Selasa 01 Jan 2019 23:41 WIB

Di manakah Tepatnya Negeri Abessinia itu?

Dalam sabdanya, Rasulullah SAW menyebut Abessinia sebagai negeri kerukunan.

Hijrah, ilustrasi
Hijrah, ilustrasi

REPUBLIKA.CO.ID, JAKARTA -- Makkah, bulan Rajab tahun ketujuh sebelum Hijriah (615 M). Kala itu, di tengah pekatnya malam, sejumlah sahabat Rasulullah SAW diam-diam meninggalkan Makkah bersama harta benda yang mereka miliki. Para sahabat itu terdiri atas 11 pria dan lima wanita, di antaranya Utsman bin Affan dan istrinya Ruqayah, Abdur Rahman bin Auf, Zubair bin Awwam, dan Utsman bin Maz'un selaku ketua rombongan.
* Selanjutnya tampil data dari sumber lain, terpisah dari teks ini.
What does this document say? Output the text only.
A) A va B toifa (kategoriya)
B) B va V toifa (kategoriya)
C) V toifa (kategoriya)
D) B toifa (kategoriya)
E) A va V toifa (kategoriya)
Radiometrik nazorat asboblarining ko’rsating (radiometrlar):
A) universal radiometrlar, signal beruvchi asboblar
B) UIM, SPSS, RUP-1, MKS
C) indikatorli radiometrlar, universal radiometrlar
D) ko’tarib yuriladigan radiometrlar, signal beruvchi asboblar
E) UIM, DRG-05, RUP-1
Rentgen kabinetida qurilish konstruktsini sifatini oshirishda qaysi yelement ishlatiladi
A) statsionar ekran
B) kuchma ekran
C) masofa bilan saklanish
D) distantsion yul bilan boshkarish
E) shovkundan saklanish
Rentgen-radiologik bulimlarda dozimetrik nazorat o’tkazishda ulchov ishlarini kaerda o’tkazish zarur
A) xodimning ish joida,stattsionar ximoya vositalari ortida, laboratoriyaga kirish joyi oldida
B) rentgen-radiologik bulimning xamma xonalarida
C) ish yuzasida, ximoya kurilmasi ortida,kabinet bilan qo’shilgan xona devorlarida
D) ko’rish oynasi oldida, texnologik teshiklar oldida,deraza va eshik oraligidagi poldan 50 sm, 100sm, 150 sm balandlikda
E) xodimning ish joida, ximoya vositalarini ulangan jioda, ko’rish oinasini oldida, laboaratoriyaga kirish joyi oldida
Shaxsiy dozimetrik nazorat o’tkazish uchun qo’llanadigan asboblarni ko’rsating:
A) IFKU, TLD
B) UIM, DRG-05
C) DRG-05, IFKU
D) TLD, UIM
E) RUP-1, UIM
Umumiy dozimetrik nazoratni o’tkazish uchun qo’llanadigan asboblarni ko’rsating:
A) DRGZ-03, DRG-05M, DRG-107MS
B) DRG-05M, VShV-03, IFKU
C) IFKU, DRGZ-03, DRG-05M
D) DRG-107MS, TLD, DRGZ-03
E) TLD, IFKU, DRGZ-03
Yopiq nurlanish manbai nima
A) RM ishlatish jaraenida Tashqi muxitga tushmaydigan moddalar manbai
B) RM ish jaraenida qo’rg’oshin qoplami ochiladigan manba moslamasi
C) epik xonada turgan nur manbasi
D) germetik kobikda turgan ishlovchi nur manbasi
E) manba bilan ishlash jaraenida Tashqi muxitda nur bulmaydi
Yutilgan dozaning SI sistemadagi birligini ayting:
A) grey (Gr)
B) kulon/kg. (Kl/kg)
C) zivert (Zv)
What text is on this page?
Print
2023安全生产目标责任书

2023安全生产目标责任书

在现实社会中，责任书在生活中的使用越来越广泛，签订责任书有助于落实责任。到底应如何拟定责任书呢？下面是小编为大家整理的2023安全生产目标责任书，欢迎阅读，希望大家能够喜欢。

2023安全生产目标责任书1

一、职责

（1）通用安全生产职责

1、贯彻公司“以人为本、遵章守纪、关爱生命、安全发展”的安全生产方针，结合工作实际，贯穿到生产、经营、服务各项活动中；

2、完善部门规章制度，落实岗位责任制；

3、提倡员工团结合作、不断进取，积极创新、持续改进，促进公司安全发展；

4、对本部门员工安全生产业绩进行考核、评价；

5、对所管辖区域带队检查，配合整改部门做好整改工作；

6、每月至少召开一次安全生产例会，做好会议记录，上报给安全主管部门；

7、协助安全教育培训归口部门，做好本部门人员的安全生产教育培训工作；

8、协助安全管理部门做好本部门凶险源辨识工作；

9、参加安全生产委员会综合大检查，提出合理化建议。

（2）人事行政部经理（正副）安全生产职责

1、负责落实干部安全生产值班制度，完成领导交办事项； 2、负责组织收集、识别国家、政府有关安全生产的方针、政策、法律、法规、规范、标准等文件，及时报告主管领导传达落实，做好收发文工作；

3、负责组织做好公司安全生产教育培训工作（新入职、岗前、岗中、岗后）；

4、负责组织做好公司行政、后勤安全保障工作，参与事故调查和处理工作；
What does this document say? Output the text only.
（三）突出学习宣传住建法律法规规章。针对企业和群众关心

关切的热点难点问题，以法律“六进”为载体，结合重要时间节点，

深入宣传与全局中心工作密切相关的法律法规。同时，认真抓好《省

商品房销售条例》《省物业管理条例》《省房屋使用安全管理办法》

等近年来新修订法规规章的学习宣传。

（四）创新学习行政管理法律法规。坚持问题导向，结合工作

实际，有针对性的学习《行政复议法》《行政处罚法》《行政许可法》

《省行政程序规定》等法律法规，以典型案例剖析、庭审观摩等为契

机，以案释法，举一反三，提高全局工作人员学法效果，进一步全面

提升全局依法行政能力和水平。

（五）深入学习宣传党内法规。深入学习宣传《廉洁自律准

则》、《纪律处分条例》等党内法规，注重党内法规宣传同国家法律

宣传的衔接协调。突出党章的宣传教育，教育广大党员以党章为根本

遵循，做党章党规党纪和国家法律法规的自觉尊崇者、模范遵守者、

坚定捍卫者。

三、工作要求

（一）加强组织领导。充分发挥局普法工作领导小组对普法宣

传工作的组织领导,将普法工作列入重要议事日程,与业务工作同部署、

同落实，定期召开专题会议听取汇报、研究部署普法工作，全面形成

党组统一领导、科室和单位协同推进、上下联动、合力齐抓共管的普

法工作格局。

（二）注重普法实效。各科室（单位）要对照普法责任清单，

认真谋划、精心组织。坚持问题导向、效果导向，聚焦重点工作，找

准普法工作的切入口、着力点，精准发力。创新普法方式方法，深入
Dari Makkah, mereka menuju tepian Laut Merah, tepatnya Pelabuhan Shuaibah. Di sana, dua perahu telah siap membawa mereka ke sebuah negeri untuk menghindari kebiadaban kaum kafir Quraisy. Adalah Abessinia, sebuah kerajaan di benua Afrika, yang menjadi tujuan mereka. Mengapa mereka pergi ke sana? Para sahabat itu hijrah ke Abessinia atas saran Rasulullah SAW.  Inilah hijrah pertama yang dilakukan kaum Muslimin sebelum peristiwa hijrah ke Madinah.

Saat itu, tekanan dan permusuhan dari kaum kafir Quraisy semakin keras. Sebagian pengikut Rasulullah disiksa, bahkan dibunuh. Maka itu, untuk melindungi mereka, Rasulullah menyarankan agar mereka hijrah ke Abessinia. Negeri ini dipilih karena penguasa Abessinia saat itu, Raja Najasyi, sangat bijaksana meski beragama Nasrani. Orang Arab menyebut Raja Najasyi sebagai Ashama Ibnu Abjar. "Sesungguhnya di

Negeri Habasyah (Abessinia) terdapat seorang raja yang tak seorang pun dizalimi di sisinya, pergilah ke negerinya, hingga Allah membukakan jalan keluar bagi kalian dan penyelesaian atas peristiwa yang menimpa kalian," ujar Nabi SAW.

Kisah hijrah para sahabat Nabi SAW ke Abessinia diungkapkan dalam Shahih Al-Bukhari, mengutip penjelasan dari Ummu Salamah, istri Rasulullah SAW yang juga ikut dalam peristiwa hijrah ke Abessinia.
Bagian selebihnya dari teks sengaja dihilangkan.